US Continues Mass Deportation of Caribbean Immigrants, Says Rights Group

Human Rights Watch says it has discovered evidence suggesting that the United States federal immigration officials continue to impede Caribbean and other immigrants from accessing lawyers and also extending their time in custody.

In a report released here, Human Rights Watch said this is done despite assurances from immigration authorities that they would curb the practice of transferring detained immigrants to distant detention centres around the country.

The report, which analysed 12 years of federal data, acknowledged that after years in which detainee transfers sharply increased, the numbers started dropping in 2009 when the Obama administration announced a comprehensive overhaul of the detention system.

Immigration officials have said that changing the sprawling detention system will take time.

But Human Rights Watch contended that Immigration and Customs Enforcement (ICE), the federal agency that oversees the detention system, was not moving fast enough.

In 2009 immigration officials “began making promises to reduce transfers, and they’ve made those promises repeatedly in a variety of contexts while continuing to drag their feet,” said Alison Parker, director of the United States programme of Human Rights Watch.

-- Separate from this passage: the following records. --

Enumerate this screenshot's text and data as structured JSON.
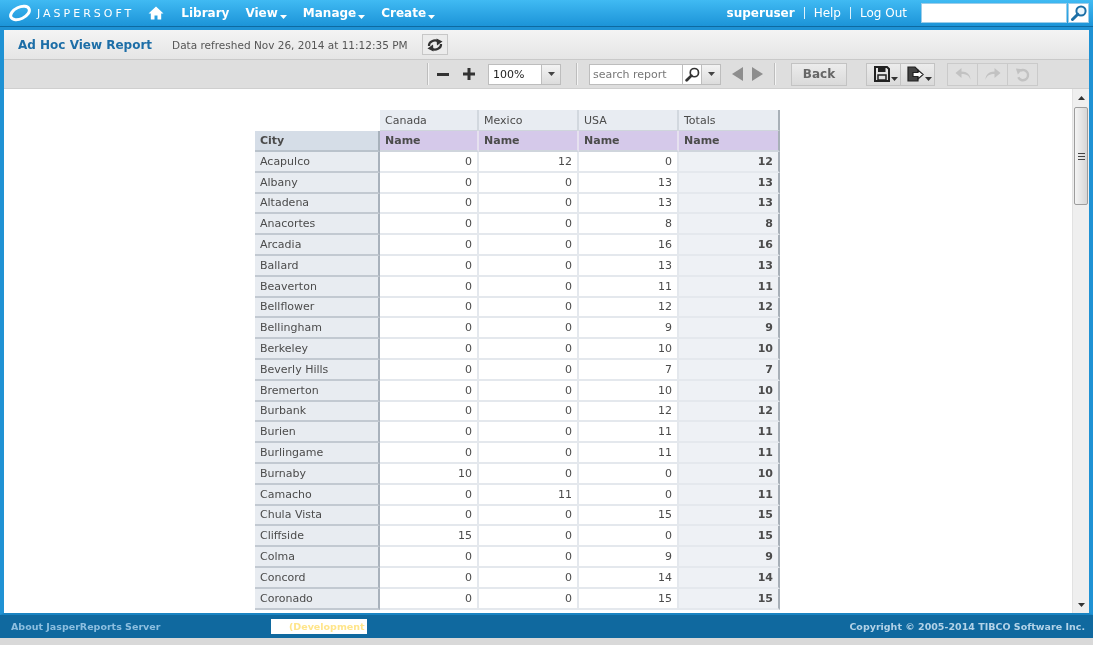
{
  "top_bar": {
    "logo": "JASPERSOFT",
    "menu": [
      {
        "label": "Library",
        "has_menu": false
      },
      {
        "label": "View",
        "has_menu": true
      },
      {
        "label": "Manage",
        "has_menu": true
      },
      {
        "label": "Create",
        "has_menu": true
      }
    ],
    "user": "superuser",
    "links": [
      "Help",
      "Log Out"
    ]
  },
  "page_header": {
    "title": "Ad Hoc View Report",
    "refreshed": "Data refreshed Nov 26, 2014 at 11:12:35 PM"
  },
  "toolbar": {
    "zoom": "100%",
    "search": {
      "placeholder": "search report"
    },
    "page_nav": [
      {
        "kind": "previous",
        "disabled": true
      },
      {
        "kind": "next",
        "disabled": true
      }
    ],
    "back": "Back",
    "file_buttons": [
      {
        "kind": "save"
      },
      {
        "kind": "export"
      }
    ],
    "history_buttons": [
      {
        "kind": "undo",
        "disabled": true
      },
      {
        "kind": "redo",
        "disabled": true
      },
      {
        "kind": "undo_all",
        "disabled": true
      }
    ]
  },
  "table": {
    "column_groups": [
      "Canada",
      "Mexico",
      "USA",
      "Totals"
    ],
    "row_header": "City",
    "measure_headers": [
      "Name",
      "Name",
      "Name",
      "Name"
    ],
    "rows": [
      {
        "city": "Acapulco",
        "values": [
          "0",
          "12",
          "0"
        ],
        "total": "12"
      },
      {
        "city": "Albany",
        "values": [
          "0",
          "0",
          "13"
        ],
        "total": "13"
      },
      {
        "city": "Altadena",
        "values": [
          "0",
          "0",
          "13"
        ],
        "total": "13"
      },
      {
        "city": "Anacortes",
        "values": [
          "0",
          "0",
          "8"
        ],
        "total": "8"
      },
      {
        "city": "Arcadia",
        "values": [
          "0",
          "0",
          "16"
        ],
        "total": "16"
      },
      {
        "city": "Ballard",
        "values": [
          "0",
          "0",
          "13"
        ],
        "total": "13"
      },
      {
        "city": "Beaverton",
        "values": [
          "0",
          "0",
          "11"
        ],
        "total": "11"
      },
      {
        "city": "Bellflower",
        "values": [
          "0",
          "0",
          "12"
        ],
        "total": "12"
      },
      {
        "city": "Bellingham",
        "values": [
          "0",
          "0",
          "9"
        ],
        "total": "9"
      },
      {
        "city": "Berkeley",
        "values": [
          "0",
          "0",
          "10"
        ],
        "total": "10"
      },
      {
        "city": "Beverly Hills",
        "values": [
          "0",
          "0",
          "7"
        ],
        "total": "7"
      },
      {
        "city": "Bremerton",
        "values": [
          "0",
          "0",
          "10"
        ],
        "total": "10"
      },
      {
        "city": "Burbank",
        "values": [
          "0",
          "0",
          "12"
        ],
        "total": "12"
      },
      {
        "city": "Burien",
        "values": [
          "0",
          "0",
          "11"
        ],
        "total": "11"
      },
      {
        "city": "Burlingame",
        "values": [
          "0",
          "0",
          "11"
        ],
        "total": "11"
      },
      {
        "city": "Burnaby",
        "values": [
          "10",
          "0",
          "0"
        ],
        "total": "10"
      },
      {
        "city": "Camacho",
        "values": [
          "0",
          "11",
          "0"
        ],
        "total": "11"
      },
      {
        "city": "Chula Vista",
        "values": [
          "0",
          "0",
          "15"
        ],
        "total": "15"
      },
      {
        "city": "Cliffside",
        "values": [
          "15",
          "0",
          "0"
        ],
        "total": "15"
      },
      {
        "city": "Colma",
        "values": [
          "0",
          "0",
          "9"
        ],
        "total": "9"
      },
      {
        "city": "Concord",
        "values": [
          "0",
          "0",
          "14"
        ],
        "total": "14"
      },
      {
        "city": "Coronado",
        "values": [
          "0",
          "0",
          "15"
        ],
        "total": "15"
      }
    ]
  },
  "footer": {
    "about": "About JasperReports Server",
    "build_note": "(Development",
    "copyright": "Copyright © 2005-2014 TIBCO Software Inc."
  }
}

She said the immigration agency “seemingly acknowledges it has a problem, while in actuality continues to operate a dysfunctional detention system that cannot operate without multiple transfers.”

The report said that from 1998 through 2010, some 1.1 million immigrants, or about 40 per cent of all detainees, were transferred at least once, and 46 per cent of those were transferred at least twice.

It said about 3,400 were transferred at least 10 times, with one person being moved 66 times during a 13-month period between 2008 and 2009.

Gillian M Christensen, an ICE spokeswoman, said the agency had drafted — but not yet issued — a new policy intended to reduce the transfer of detainees who have ties to a particular city or community.

“By keeping detainees, as often as possible, near the place of apprehension, ICE hopes to minimise disruptions to families, legal services and immigration proceedings,” she said, adding that a reduction in transfers would help cut detention costs and reduce delays in immigration cases.

Human Rights Watch acknowledged that some transfers are “inevitable”, sometimes to avoid overcrowding.

But the group insisted that transfers could be better regulated.

United States immigration officials last week announced that they were teaming up with federal and state prosecutors, the Federal Trade Commission, lawyers’ groups and immigrant advocate organisations in a new nationwide effort to combat what they describe as “an epidemic of schemes by people posing as immigration lawyers.”